Thomas doesn't disagree. The 8-year-old says the class has helped teach him how to understand how his baby brother is feeling. "When his face is pale white, I know he's happy, and when it's bright red, I know he's mad," he says.

Other students can be downright obnoxious in flaunting their newfound expertise. Ms. Gordon says she has heard several accounts of students from empathy classes approaching pregnant merrymakers at parties to tell them they can damage their babies by drinking. Some students sternly remind mothers with crying babies in public places that they can't shake them, no matter how frustrated they get, she adds.

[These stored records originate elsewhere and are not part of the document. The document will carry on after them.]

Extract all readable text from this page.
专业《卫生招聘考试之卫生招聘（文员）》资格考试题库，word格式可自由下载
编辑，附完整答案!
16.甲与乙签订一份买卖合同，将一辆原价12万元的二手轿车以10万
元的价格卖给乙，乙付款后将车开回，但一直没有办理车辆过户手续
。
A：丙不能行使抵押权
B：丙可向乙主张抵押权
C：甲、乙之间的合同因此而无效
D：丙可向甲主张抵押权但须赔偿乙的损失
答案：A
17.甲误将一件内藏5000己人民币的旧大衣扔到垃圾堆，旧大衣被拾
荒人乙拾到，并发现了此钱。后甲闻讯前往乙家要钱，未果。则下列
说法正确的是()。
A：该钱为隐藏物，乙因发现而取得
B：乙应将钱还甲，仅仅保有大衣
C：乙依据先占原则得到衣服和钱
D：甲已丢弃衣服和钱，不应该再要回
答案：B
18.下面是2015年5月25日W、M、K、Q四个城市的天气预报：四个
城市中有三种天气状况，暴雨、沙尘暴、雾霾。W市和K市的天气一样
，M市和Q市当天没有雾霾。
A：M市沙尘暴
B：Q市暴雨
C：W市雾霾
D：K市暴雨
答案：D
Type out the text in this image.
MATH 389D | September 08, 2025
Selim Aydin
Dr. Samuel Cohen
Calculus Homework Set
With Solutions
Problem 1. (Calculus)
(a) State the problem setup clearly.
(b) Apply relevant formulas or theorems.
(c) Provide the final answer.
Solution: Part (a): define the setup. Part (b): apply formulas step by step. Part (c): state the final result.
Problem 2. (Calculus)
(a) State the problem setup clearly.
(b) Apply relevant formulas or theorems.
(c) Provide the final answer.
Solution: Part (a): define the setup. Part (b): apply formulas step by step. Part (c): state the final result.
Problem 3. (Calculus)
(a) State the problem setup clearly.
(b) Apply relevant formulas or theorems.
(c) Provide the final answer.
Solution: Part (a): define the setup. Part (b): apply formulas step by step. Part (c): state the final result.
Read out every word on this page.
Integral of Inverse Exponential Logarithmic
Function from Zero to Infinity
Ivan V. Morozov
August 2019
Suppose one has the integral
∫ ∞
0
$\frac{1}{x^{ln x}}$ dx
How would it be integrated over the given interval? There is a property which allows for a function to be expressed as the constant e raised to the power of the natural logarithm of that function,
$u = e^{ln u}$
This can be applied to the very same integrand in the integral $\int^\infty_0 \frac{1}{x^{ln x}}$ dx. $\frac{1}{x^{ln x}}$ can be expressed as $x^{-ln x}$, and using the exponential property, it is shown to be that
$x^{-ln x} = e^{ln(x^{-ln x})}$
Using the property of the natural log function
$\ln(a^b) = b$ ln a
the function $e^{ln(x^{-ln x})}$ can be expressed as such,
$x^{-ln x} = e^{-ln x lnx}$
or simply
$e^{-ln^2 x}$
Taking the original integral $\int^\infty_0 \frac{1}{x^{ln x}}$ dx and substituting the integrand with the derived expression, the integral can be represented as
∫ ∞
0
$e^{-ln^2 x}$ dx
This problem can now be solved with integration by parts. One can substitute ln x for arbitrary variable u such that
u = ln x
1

Other empathy students are putting their advice in writing. Waqar Ahmad, a fourth grader at Roxborough Park Elementary School in Hamilton, Ontario, recently wrote an article for a newspaper there in which he described the importance of early brain development for Brennan, the empathy baby in his class.

"Brennan has a lot of neurons in his brain and today we made him get even more neurons by singing to him and letting him play with toys," Waqar wrote. "If you have a baby, maybe you should try these activities at home."

In class, empathy babies don't always live up to expectations. Cathy Macaulay, the Roots of Empathy instructor in Isaac Giles's class, has led discussions with her students about how everyone reacts differently to noise, heat and other stimuli, using fussiness in babies as a springboard for conversation. The only problem: Isaac and the infants in her two other empathy classes aren't fussy enough during their visits.

"Jeepers, creepers, can't I have a monster child here for a minute?" says Ms. Macaulay, a retired elementary-school teacher.

In studies involving more than 2,000 children over the past seven years, the University of British Columbia in Vancouver found a drop in aggressive behavior among students who were in classrooms with empathy babies, while there were typically increases in aggressive acts among comparison groups that didn't take the course. In one study, researchers found 88% of those children who displayed "proactive aggression" -- another term for bullying -- showed less aggressive behavior after taking a Roots of Empathy course.

"I'm a scientist -- I'm very skeptical of things," says Kimberly Schonert-Reichal, the developmental psychologist who conducted the study. "I'm really surprised at how consistently the findings have been positive."

Not everyone is so enthusiastic. Even if Roots of Empathy achieves some of its goals, some skeptics are worried the program and others like it steal time from academics. "We keep expanding the list of goals for schools and expanding their mission to the point where what some of us see as their basic mission is crowded out," says Malkin Dare, president of the Society for Quality Education, a nonprofit Canadian educational reform organization based in Waterloo, Ontario.

Many schools have sought to crack down on playground misbehavior by using everything from mentoring to movies to prevent bullying, while states like Delaware, Iowa and others have passed antibullying laws.

Since the program started, more than 158,000 pupils have participated, along with more than 6,200 empathy babies, Roots of Empathy estimates. In the U.S, the program will likely expand to at least 40 classrooms in the Seattle region by 2009. Schools and other organizations in other U.S. cities, including Tucson, Ariz., and Jacksonville, N.C., have expressed interest in bringing the program to their schools.

Empathy babies have very little to say about their experience in the classroom, since most can't talk. Nolan's mother, Natalie Winecka, a human-resources analyst with the city of Kent, says her son seems intrigued by all the attention.

"As long as he's eaten and is dry, he could care less," she says.